“Untuk apa Ibu meminta kami berkumpul?” tanyaku dengan nada bingung.
“Untuk menyelamatkan ayah kalian,” jawab Ibu sambil membenamkan tubuhnya yang ringkih di atas sofa.
“Ayah tidak perlu diselamatkan, Ibu!” ujarku setengah histeris. “Ia sedang bersenang-senang dengan kekasihnya di pulau keluarga kita.”
“Tidak, Kristeva!” tangkis Ibu sambil mengipaskan punggung tangannya.
“Ayah sudah berselingkuh, Ibu!” balasku. “Ia sudah berkhianat! Ibu pikir, diriku tidak tahu perbuatan ayah? Berkat satelit milikku, aku menyaksikan semua perbuatan menjijikkan yang diperbuat ayah dan pelakor itu!”
“Itulah kesalahan manusia di zaman ini, tidak membaca karya fiksi,” bantah ibu sambil meraih remote control dari atas meja.
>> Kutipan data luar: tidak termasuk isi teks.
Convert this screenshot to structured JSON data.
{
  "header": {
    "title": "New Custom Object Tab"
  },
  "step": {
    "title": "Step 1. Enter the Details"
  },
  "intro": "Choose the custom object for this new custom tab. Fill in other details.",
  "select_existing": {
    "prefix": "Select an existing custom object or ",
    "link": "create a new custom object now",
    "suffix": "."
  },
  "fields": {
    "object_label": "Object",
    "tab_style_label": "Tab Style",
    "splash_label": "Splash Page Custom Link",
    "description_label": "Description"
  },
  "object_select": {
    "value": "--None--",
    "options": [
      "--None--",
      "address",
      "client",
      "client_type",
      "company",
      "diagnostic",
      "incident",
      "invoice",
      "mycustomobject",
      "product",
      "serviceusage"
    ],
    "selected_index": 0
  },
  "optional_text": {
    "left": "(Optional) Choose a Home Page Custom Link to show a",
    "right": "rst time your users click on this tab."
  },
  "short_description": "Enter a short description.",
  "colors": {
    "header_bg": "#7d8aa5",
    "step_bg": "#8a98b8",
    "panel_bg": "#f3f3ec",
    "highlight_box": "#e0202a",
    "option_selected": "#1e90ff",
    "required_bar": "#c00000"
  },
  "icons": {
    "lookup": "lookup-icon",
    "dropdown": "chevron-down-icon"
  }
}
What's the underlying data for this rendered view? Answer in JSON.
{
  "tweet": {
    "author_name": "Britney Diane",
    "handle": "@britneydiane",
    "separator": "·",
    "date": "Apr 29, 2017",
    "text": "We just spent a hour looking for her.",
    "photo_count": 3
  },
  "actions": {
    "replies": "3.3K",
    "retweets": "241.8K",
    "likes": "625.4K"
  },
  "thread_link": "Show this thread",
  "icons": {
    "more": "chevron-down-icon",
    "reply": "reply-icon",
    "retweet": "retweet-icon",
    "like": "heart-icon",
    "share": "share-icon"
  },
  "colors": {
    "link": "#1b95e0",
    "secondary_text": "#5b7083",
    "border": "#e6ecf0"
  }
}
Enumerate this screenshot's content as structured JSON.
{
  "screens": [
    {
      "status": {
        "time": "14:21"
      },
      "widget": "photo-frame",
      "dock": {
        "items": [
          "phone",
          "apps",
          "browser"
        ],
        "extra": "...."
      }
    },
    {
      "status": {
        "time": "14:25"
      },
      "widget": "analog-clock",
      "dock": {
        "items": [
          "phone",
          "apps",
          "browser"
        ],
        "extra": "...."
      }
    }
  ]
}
“Untuk apa membaca karya fiksi!” bantahku. “Karya fiksi hanya berisi khayalan yang tidak bisa dipertanggungjawabkan secara ilmiah.”
“Kau keliru, Kristeva!” balas Ibu sambil menatapku dengan sorot mata yang menyimpan seluruh kesedihan di dunia. “Fiksi itu sangat penting. Saya dari kecil hal pertama yang saya baca itu fiksi. Kenapa? Karena dia membuka imajinasi. Fiksi itu membawa kita masuk ke suatu impossible world–dunia yang mungkin–yang tidak ada di sini, sehingga imajinasi itu bisa begitu liar mengembara dan ketika masuk kembali ke dunia nyata, imajinasi ini membantu kita memahami dunia yang begitu carut-marut!”
“Tapi, Ibu—,” sanggahku dengan otak diisi miliaran penolakan.
"Kau pasti tertipu geminoid berwujud ayahmu," potong Ibu, "Itu karena pikiranmu selurus penggaris karena memberhalakan sains dan teknologi--miskin imajinasi. Padahal, ayahmu yang asli dalam bahaya!'
Sebelum aku menyanggah lagi, Ibu tidak memedulikan bantahanku. Ia menyalakan TV yang sudah lama kuabaikan karena terus menggoreng gosip asmaraoka ayahku dan geminoid miliknya.